The data can be utilised to develop new diagnostics and targeted therapies, identify new rare diseases, and cure existing ones. This initiative also addresses the underrepresentation of Indian genomes in global databases, promoting inclusivity in genomic research.
1. The GIP was approved by the government in 2020 to create a comprehensive catalogue of genetic variations found in the Indian population. A map of genetic diversity is essential for understanding the history of our evolution, discovering the genetic basis for various diseases, and creating therapies of the future. This cannot be done using data available in existing international databases, as Indian genomes are likely to be different from that of other populations.

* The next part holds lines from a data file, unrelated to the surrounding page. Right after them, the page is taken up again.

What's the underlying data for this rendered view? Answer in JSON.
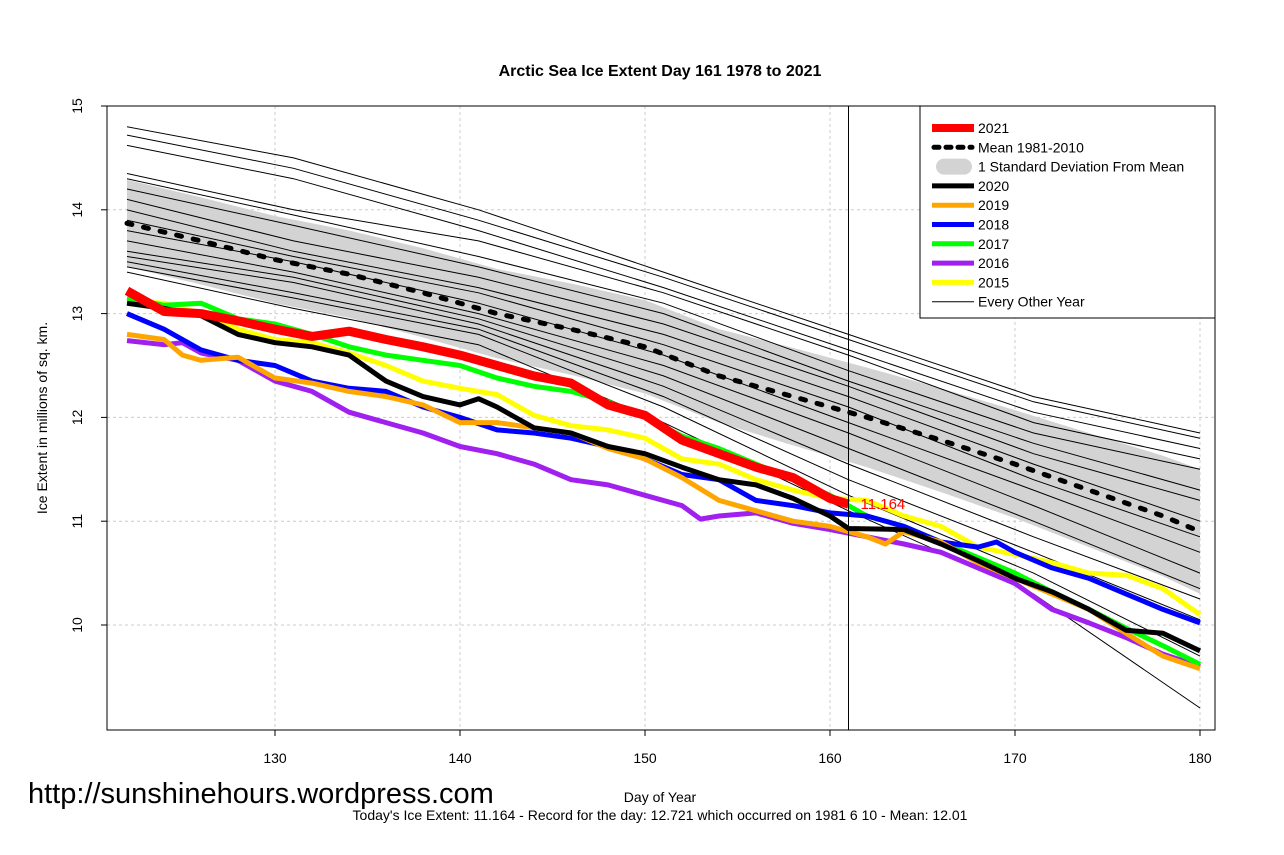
{
  "chart_data": {
    "type": "line",
    "title": "Arctic Sea Ice Extent Day 161 1978 to 2021",
    "xlabel": "Day of Year",
    "ylabel": "Ice Extent in millions of sq. km.",
    "xlim": [
      121.5,
      181
    ],
    "ylim": [
      9,
      15
    ],
    "xticks": [
      130,
      140,
      150,
      160,
      170,
      180
    ],
    "yticks": [
      10,
      11,
      12,
      13,
      14,
      15
    ],
    "grid": true,
    "legend_position": "top-right",
    "current_day": 161,
    "current_value_label": "11.164",
    "footer": "Today's Ice Extent: 11.164  - Record for the day: 12.721 which occurred on 1981 6 10  - Mean: 12.01",
    "watermark": "http://sunshinehours.wordpress.com",
    "legend": [
      {
        "label": "2021",
        "color": "#ff0000",
        "style": "thick"
      },
      {
        "label": "Mean 1981-2010",
        "color": "#000000",
        "style": "dotted"
      },
      {
        "label": "1 Standard Deviation From Mean",
        "color": "#d3d3d3",
        "style": "band"
      },
      {
        "label": "2020",
        "color": "#000000",
        "style": "solid"
      },
      {
        "label": "2019",
        "color": "#ffa500",
        "style": "solid"
      },
      {
        "label": "2018",
        "color": "#0000ff",
        "style": "solid"
      },
      {
        "label": "2017",
        "color": "#00ff00",
        "style": "solid"
      },
      {
        "label": "2016",
        "color": "#a020f0",
        "style": "solid"
      },
      {
        "label": "2015",
        "color": "#ffff00",
        "style": "solid"
      },
      {
        "label": "Every Other Year",
        "color": "#000000",
        "style": "thin"
      }
    ],
    "mean": {
      "x": [
        122,
        126,
        130,
        134,
        138,
        142,
        146,
        150,
        154,
        158,
        162,
        166,
        170,
        174,
        178,
        180
      ],
      "y": [
        13.87,
        13.7,
        13.52,
        13.38,
        13.2,
        13.0,
        12.85,
        12.68,
        12.4,
        12.2,
        12.0,
        11.78,
        11.55,
        11.3,
        11.05,
        10.9
      ],
      "sd": [
        0.42,
        0.42,
        0.42,
        0.42,
        0.43,
        0.43,
        0.44,
        0.45,
        0.45,
        0.47,
        0.48,
        0.5,
        0.52,
        0.55,
        0.58,
        0.6
      ]
    },
    "other_years": {
      "x": [
        122,
        131,
        141,
        151,
        161,
        171,
        180
      ],
      "lines": [
        [
          14.8,
          14.5,
          14.0,
          13.4,
          12.8,
          12.2,
          11.85
        ],
        [
          14.72,
          14.4,
          13.9,
          13.35,
          12.75,
          12.15,
          11.8
        ],
        [
          14.62,
          14.3,
          13.8,
          13.25,
          12.65,
          12.05,
          11.7
        ],
        [
          14.35,
          14.0,
          13.7,
          13.2,
          12.6,
          11.95,
          11.6
        ],
        [
          14.3,
          13.95,
          13.55,
          13.1,
          12.45,
          11.85,
          11.5
        ],
        [
          14.2,
          13.85,
          13.45,
          13.0,
          12.35,
          11.75,
          11.3
        ],
        [
          14.1,
          13.7,
          13.35,
          12.9,
          12.3,
          11.65,
          11.2
        ],
        [
          14.0,
          13.6,
          13.25,
          12.8,
          12.2,
          11.55,
          11.0
        ],
        [
          13.9,
          13.55,
          13.2,
          12.7,
          12.1,
          11.4,
          10.85
        ],
        [
          13.8,
          13.5,
          13.1,
          12.6,
          11.95,
          11.3,
          10.7
        ],
        [
          13.7,
          13.4,
          13.0,
          12.5,
          11.85,
          11.15,
          10.5
        ],
        [
          13.6,
          13.35,
          12.95,
          12.4,
          11.7,
          11.0,
          10.35
        ],
        [
          13.55,
          13.3,
          12.9,
          12.3,
          11.55,
          10.85,
          10.25
        ],
        [
          13.5,
          13.2,
          12.85,
          12.2,
          11.4,
          10.7,
          10.05
        ],
        [
          13.45,
          13.15,
          12.8,
          12.1,
          11.25,
          10.5,
          9.7
        ],
        [
          13.4,
          13.05,
          12.7,
          11.95,
          11.1,
          10.3,
          9.2
        ]
      ]
    },
    "series": [
      {
        "name": "2015",
        "color": "#ffff00",
        "x": [
          122,
          124,
          126,
          128,
          130,
          132,
          134,
          136,
          138,
          140,
          142,
          144,
          146,
          148,
          150,
          152,
          154,
          156,
          158,
          160,
          162,
          164,
          166,
          168,
          170,
          172,
          174,
          176,
          178,
          180
        ],
        "y": [
          13.12,
          13.1,
          13.0,
          12.85,
          12.75,
          12.72,
          12.62,
          12.5,
          12.35,
          12.28,
          12.22,
          12.02,
          11.92,
          11.88,
          11.8,
          11.6,
          11.55,
          11.4,
          11.3,
          11.22,
          11.2,
          11.05,
          10.95,
          10.75,
          10.68,
          10.6,
          10.5,
          10.48,
          10.35,
          10.1
        ]
      },
      {
        "name": "2016",
        "color": "#a020f0",
        "x": [
          122,
          124,
          125,
          126,
          128,
          130,
          132,
          134,
          136,
          138,
          140,
          142,
          144,
          146,
          148,
          150,
          152,
          153,
          154,
          156,
          158,
          160,
          162,
          164,
          166,
          168,
          170,
          172,
          174,
          176,
          178,
          180
        ],
        "y": [
          12.74,
          12.7,
          12.72,
          12.62,
          12.55,
          12.35,
          12.25,
          12.05,
          11.95,
          11.85,
          11.72,
          11.65,
          11.55,
          11.4,
          11.35,
          11.25,
          11.15,
          11.02,
          11.05,
          11.08,
          10.98,
          10.92,
          10.85,
          10.78,
          10.7,
          10.55,
          10.4,
          10.15,
          10.02,
          9.88,
          9.72,
          9.6
        ]
      },
      {
        "name": "2017",
        "color": "#00ff00",
        "x": [
          122,
          124,
          126,
          128,
          130,
          132,
          134,
          136,
          138,
          140,
          142,
          144,
          146,
          148,
          150,
          152,
          154,
          156,
          158,
          160,
          162,
          164,
          166,
          168,
          170,
          172,
          174,
          176,
          178,
          180
        ],
        "y": [
          13.15,
          13.08,
          13.1,
          12.95,
          12.9,
          12.8,
          12.68,
          12.6,
          12.55,
          12.5,
          12.38,
          12.3,
          12.25,
          12.15,
          12.0,
          11.82,
          11.7,
          11.55,
          11.4,
          11.25,
          11.05,
          10.95,
          10.8,
          10.65,
          10.5,
          10.32,
          10.15,
          9.97,
          9.8,
          9.62
        ]
      },
      {
        "name": "2018",
        "color": "#0000ff",
        "x": [
          122,
          124,
          126,
          128,
          130,
          132,
          134,
          136,
          138,
          140,
          142,
          144,
          146,
          148,
          150,
          152,
          154,
          156,
          158,
          160,
          162,
          164,
          166,
          168,
          169,
          170,
          172,
          174,
          176,
          178,
          180
        ],
        "y": [
          13.0,
          12.85,
          12.65,
          12.55,
          12.5,
          12.35,
          12.28,
          12.25,
          12.1,
          12.0,
          11.88,
          11.85,
          11.8,
          11.72,
          11.6,
          11.45,
          11.4,
          11.2,
          11.15,
          11.08,
          11.05,
          10.95,
          10.8,
          10.75,
          10.8,
          10.7,
          10.55,
          10.45,
          10.3,
          10.15,
          10.02
        ]
      },
      {
        "name": "2019",
        "color": "#ffa500",
        "x": [
          122,
          124,
          125,
          126,
          128,
          130,
          132,
          134,
          136,
          138,
          140,
          142,
          144,
          146,
          148,
          150,
          152,
          154,
          156,
          158,
          160,
          162,
          163,
          164,
          166,
          168,
          170,
          172,
          174,
          176,
          178,
          180
        ],
        "y": [
          12.8,
          12.75,
          12.6,
          12.55,
          12.58,
          12.38,
          12.33,
          12.25,
          12.2,
          12.12,
          11.95,
          11.95,
          11.9,
          11.85,
          11.7,
          11.6,
          11.42,
          11.2,
          11.1,
          11.0,
          10.95,
          10.85,
          10.78,
          10.9,
          10.8,
          10.6,
          10.45,
          10.3,
          10.15,
          9.92,
          9.7,
          9.58
        ]
      },
      {
        "name": "2020",
        "color": "#000000",
        "x": [
          122,
          124,
          126,
          128,
          130,
          132,
          134,
          136,
          138,
          140,
          141,
          142,
          144,
          146,
          148,
          150,
          152,
          154,
          156,
          158,
          160,
          161,
          164,
          166,
          168,
          170,
          172,
          174,
          176,
          178,
          180
        ],
        "y": [
          13.1,
          13.05,
          12.98,
          12.8,
          12.72,
          12.68,
          12.6,
          12.35,
          12.2,
          12.12,
          12.18,
          12.1,
          11.9,
          11.85,
          11.72,
          11.65,
          11.52,
          11.4,
          11.35,
          11.22,
          11.05,
          10.93,
          10.92,
          10.78,
          10.62,
          10.45,
          10.32,
          10.15,
          9.95,
          9.92,
          9.75
        ]
      },
      {
        "name": "2021",
        "color": "#ff0000",
        "x": [
          122,
          124,
          126,
          128,
          130,
          132,
          134,
          136,
          138,
          140,
          142,
          144,
          146,
          148,
          150,
          152,
          154,
          156,
          158,
          160,
          161
        ],
        "y": [
          13.22,
          13.02,
          13.0,
          12.93,
          12.85,
          12.78,
          12.83,
          12.75,
          12.68,
          12.6,
          12.5,
          12.4,
          12.33,
          12.12,
          12.02,
          11.78,
          11.65,
          11.52,
          11.42,
          11.22,
          11.164
        ]
      }
    ]
  }
}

2. Researchers from 20 different scientific institutions have come together to sequence the first 10,000 genomes under the project. With everything in place — a successful collaboration, a data storage facility, a data sharing platform, and a framework — the Department of Biotechnology aims to expand the programme further and sequence up to 1 million genomes.
3. The second phase of the project would involve sequencing the genomes of those with specific diseases. This will enable researchers to compare the diseased genomes with the healthy ones, helping in identifying genes that are responsible for or pre-dispose a person to certain diseases.
Significance of creating this database
1. This map can help identify genetic basis or genetic risk factors for various diseases. These can then be used as targets for developing therapies and diagnostic tests. Newer therapies for several diseases work by modifying, deleting, or adding certain genes — something that would not be possible without having a genetic map and an understanding of which genes lead to the disease.
2. An Indian dataset helps identify new variants. The researchers have identified 135 million genetic variations in the 10,000 genomes so far, 7 million of which are not found in the global databases.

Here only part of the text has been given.